Edited on Mon May-30-11 02:00 AM by Hannah Bell
and in fact that used to be the case in the us/europe as well. i speculate that the reason, at root, was the same in all cultures -- economics, the technical requirements of photography originally, and the custom that outlives economic/technical necessity.

more generally, it could also be that the people feel it's rude for strangers to take their picture, are wary of strangers/foreigners, didn't like this *particular* photographer...or that the photographer *asked* them to pose that way. also, as another poster said, in japan lots of women still cover their mouths when smiling/laughing (they used to *black* their teeth) -- common enough that i myself started doing it when i lived there too. perhaps similar customs obtain elsewhere in asia.

there could be lots of things other than that they are some gray people who've had all the life sucked out of them by the terrible nk regime.

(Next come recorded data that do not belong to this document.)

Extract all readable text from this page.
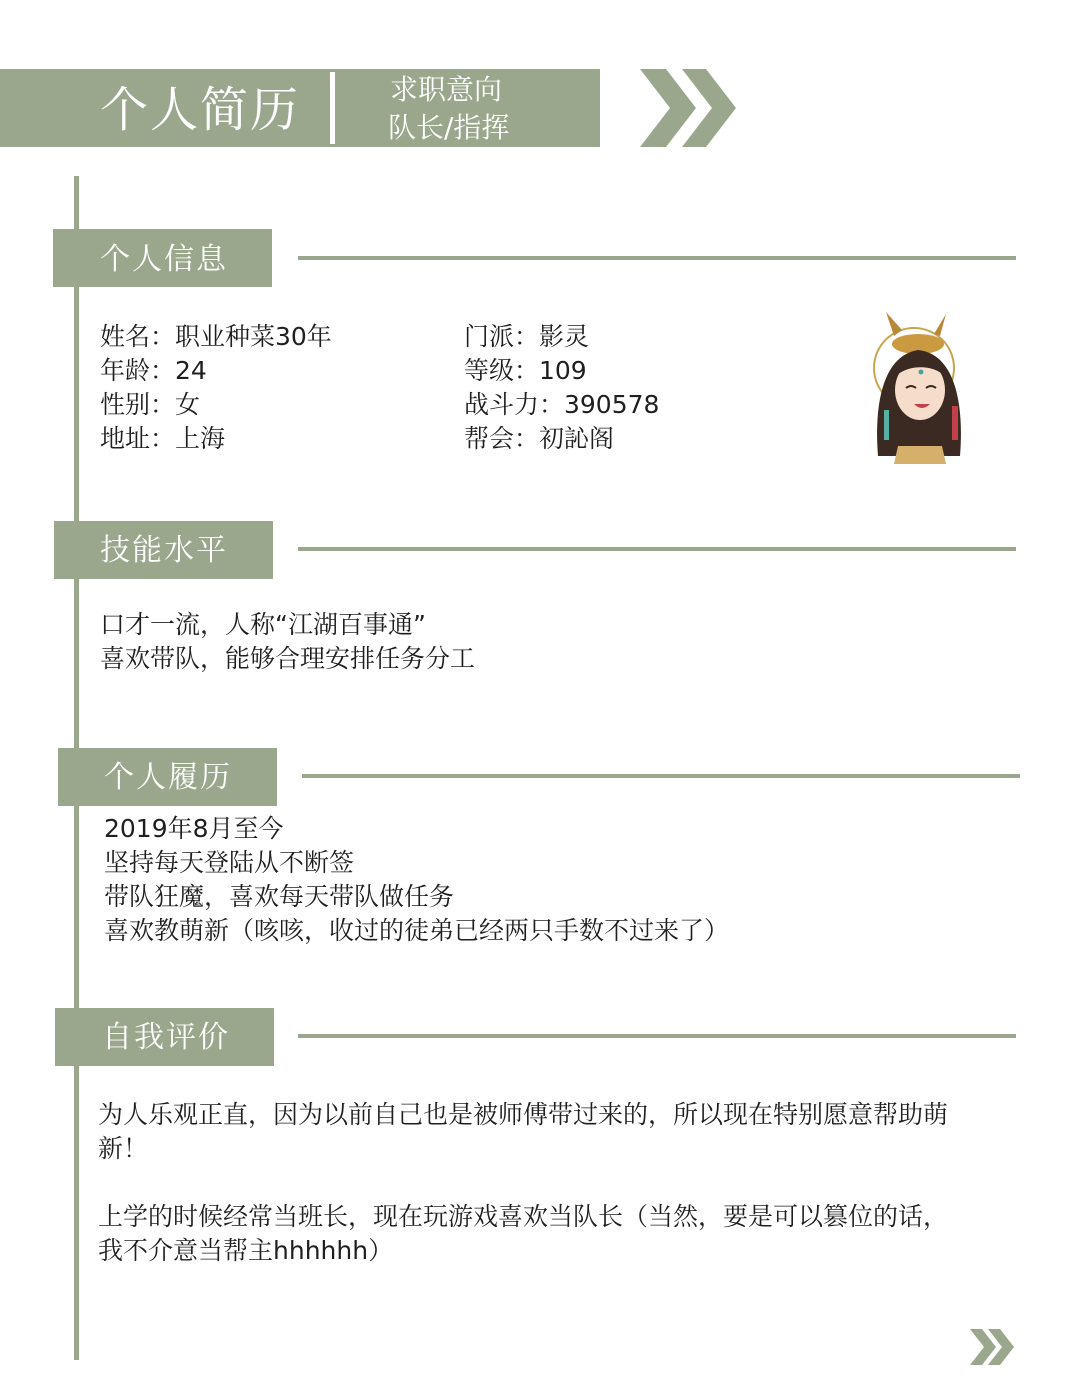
个人简历	求职意向
队长/指挥
个人信息
姓名：职业种菜30年
年龄：24
性别：女
地址：上海
门派：影灵
等级：109
战斗力：390578
帮会：初訫阁
技能水平
口才一流，人称“江湖百事通”
喜欢带队，能够合理安排任务分工
个人履历
2019年8月至今
坚持每天登陆从不断签
带队狂魔，喜欢每天带队做任务
喜欢教萌新（咳咳，收过的徒弟已经两只手数不过来了）
自我评价
为人乐观正直，因为以前自己也是被师傅带过来的，所以现在特别愿意帮助萌
新！
上学的时候经常当班长，现在玩游戏喜欢当队长（当然，要是可以篡位的话，
我不介意当帮主hhhhhh）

but other photographers in nk have been able to get candid shots with people smiling -- workers, housewives, military men & women, old people, rural residents, and schoolchildren. smiling in an unforced way.

so my question would be, what is *this* photographer's problem? why does he give us this collection of posed shots & tell us this represents daily life in nk?

and why are people so quick to believe that they *know* something about nk after looking at 15 photos from a single photographer?

i think it's pretty obvious why. they've been propagandized into that bias.